The Senate on Wednesday rejected a bill [the Development, Relief and Education for Alien Minors Act] offering the children of illegal immigrants a path to citizenship if they serve in the military or complete two years of higher education. The defeat of the measure, which had attracted bipartisan support, underscored the difficulty of enacting even a narrowly tailored proposal in the polarizing atmosphere surrounding immigration reform.
The vote on the proposal was 52 to 44, short of the 60-vote margin needed to prevent a filibuster and begin debate. It was one small piece of a comprehensive immigration bill that collapsed in the Senate earlier this year, and it sparked a brief but heated debate.
Opponents called the bill a form of amnesty and argued that it would create incentives for illegal immigrants to cross the border with their children. But Sen. Richard J. Durbin (D-Ill.), who supported the measure, said that “to turn on these children and treat them as criminals is an indication of the level of emotion and, in some cases, bigotry and hatred that is involved in this debate.”
LA Times story
I like the closing quote from Senator Durbin (D-Illinois):
“Don’t turn around and tell me tomorrow you need H-1B immigration visas to bring in talented people to America because we don’t have enough,” Durbin said. “Don’t take your anger on illegal immigration out on children who have nothing to say about this. They were brought to this country…. They’ve beaten the odds. We need them.”
I haven’t written much about the federal DREAM Act lately. Half of me supports it, and the other half of me feels the bills is rather weak. I don’t like the military service provision, which has been in previous iterations of the bill, but was more strongly stressed this time around. Second, undocumented students would still be ineligble for in-state tuition unless they were in a state like California or Texas which have laws which grant undocumented students in-state residency for tuition purposes. Third, students in college would not be eligible for federal grants, but would be able to get loans and work-study. On the positive side, the DREAM Act would regularize the status of those undocumented students who defy the odds and go through college or serve in the military. They’d actually be able to get jobs now.

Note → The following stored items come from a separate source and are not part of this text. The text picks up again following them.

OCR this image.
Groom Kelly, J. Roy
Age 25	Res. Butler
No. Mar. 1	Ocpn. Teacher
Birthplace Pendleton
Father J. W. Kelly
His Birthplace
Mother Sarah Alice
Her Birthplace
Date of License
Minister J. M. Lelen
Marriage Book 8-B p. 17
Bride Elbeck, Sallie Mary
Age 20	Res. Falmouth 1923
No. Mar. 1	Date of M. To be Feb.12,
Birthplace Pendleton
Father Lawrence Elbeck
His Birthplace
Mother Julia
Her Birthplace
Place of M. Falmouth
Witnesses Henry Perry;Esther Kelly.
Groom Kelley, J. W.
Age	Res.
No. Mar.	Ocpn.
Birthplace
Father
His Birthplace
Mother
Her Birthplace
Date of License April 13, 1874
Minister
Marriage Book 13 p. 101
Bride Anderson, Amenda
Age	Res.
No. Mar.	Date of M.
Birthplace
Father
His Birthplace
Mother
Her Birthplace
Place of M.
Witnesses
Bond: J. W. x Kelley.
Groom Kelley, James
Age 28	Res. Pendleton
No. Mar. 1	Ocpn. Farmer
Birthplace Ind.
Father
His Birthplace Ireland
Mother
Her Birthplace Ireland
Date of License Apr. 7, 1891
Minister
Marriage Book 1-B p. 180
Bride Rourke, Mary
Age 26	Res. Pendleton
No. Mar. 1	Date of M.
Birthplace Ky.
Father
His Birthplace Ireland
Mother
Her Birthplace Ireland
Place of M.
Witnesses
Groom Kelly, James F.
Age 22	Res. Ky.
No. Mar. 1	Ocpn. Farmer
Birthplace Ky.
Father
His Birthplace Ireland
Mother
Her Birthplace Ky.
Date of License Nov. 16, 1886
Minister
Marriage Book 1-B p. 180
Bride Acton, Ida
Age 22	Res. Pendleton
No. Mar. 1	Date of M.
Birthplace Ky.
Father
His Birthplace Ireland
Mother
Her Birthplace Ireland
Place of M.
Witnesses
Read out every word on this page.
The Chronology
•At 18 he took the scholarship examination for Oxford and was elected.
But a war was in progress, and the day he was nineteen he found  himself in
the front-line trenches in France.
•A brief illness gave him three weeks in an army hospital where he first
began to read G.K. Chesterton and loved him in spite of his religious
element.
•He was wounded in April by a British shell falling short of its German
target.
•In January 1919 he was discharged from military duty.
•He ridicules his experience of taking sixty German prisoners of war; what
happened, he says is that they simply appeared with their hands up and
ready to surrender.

Despite my ambivalence, I didn’t want to see the DREAM Act die. Arguably, it’s probably the most widely attractive immigration reform bill and it still couldn’t go anywhere. It’s another blow to the immigrant rights movement. If Congress doesn’t give a break to kids who had no choice but to follow their parents or guardians, then who will get a break?
One last question, why the hell was Barbara Boxer (D-California) not there?